Gensim doc2vec produce more vectors than given documents, when I pass unique integer id as tags


I'm trying to make documents vectors of gensim example using doc2vec. I passed TaggedDocument which contains 9 docs and 9 tags.

from gensim.test.utils import common_texts
from gensim.models.doc2vec import Doc2Vec, TaggedDocument
idx = [0,1,2,3,4,5,6,7,100]
documents = [TaggedDocument(doc, [i]) for doc, i in zip(common_texts, idx)]
model = Doc2Vec(documents, vector_size=5, window=2, min_count=1, workers=4)

and it produces 101 vectors like this image. gensim doc2vec produced 101 vectors

and what I want to know is

  1. How can I be sure that the tag I passed is attached to the right vector?
  2. How did the vectors with the tags which I didn't pass (8~99 in my case) come out? Were they computed as a blank?

Solution

  • If you use plain ints as your document-tags, then the Doc2Vec model will allocate enough doc-vectors for every int up to the highest int you provide - even if you don't use some of those ints.

    This assumption, that all ints up to the highest declared are used, allows the code to avoid creating a redundant {tag -> slot} dictionary, saving a little memory. That specific potential savings is the main reason for supporting plain ints (rather than unique strings) as tag names.

    Any such doc-vectors allocated but never subject to any traiing will be randomly-initialized the same as others - but never adjusted by training.

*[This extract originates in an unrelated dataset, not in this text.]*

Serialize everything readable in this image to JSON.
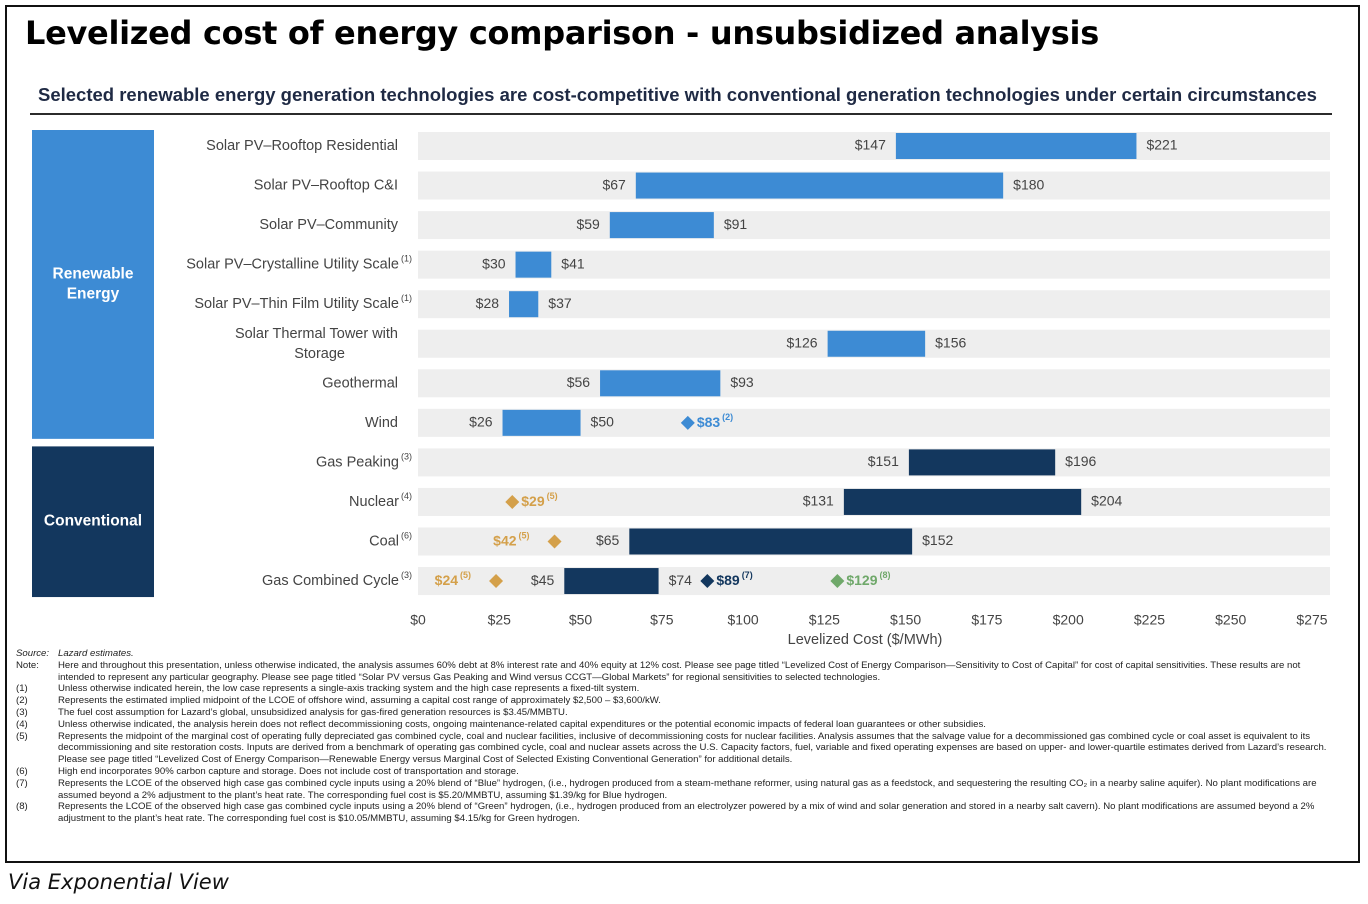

    If you want to use plain int tag names, you should either be comfortable with this over-allocation, or make sure you only use all contiguous int IDs from 0 to your max ID, with none ununused. But unless your training data is very large, using unique string tags, and allowing the {tag -> slot} dictionary to be created, is straightforward and not too expensive in memory.

    (Separately: min_count=1 is almost always a bad idea in these algorithms, as discarding rare tokens tends to give better results than letting their thin example usages interfere with other training.)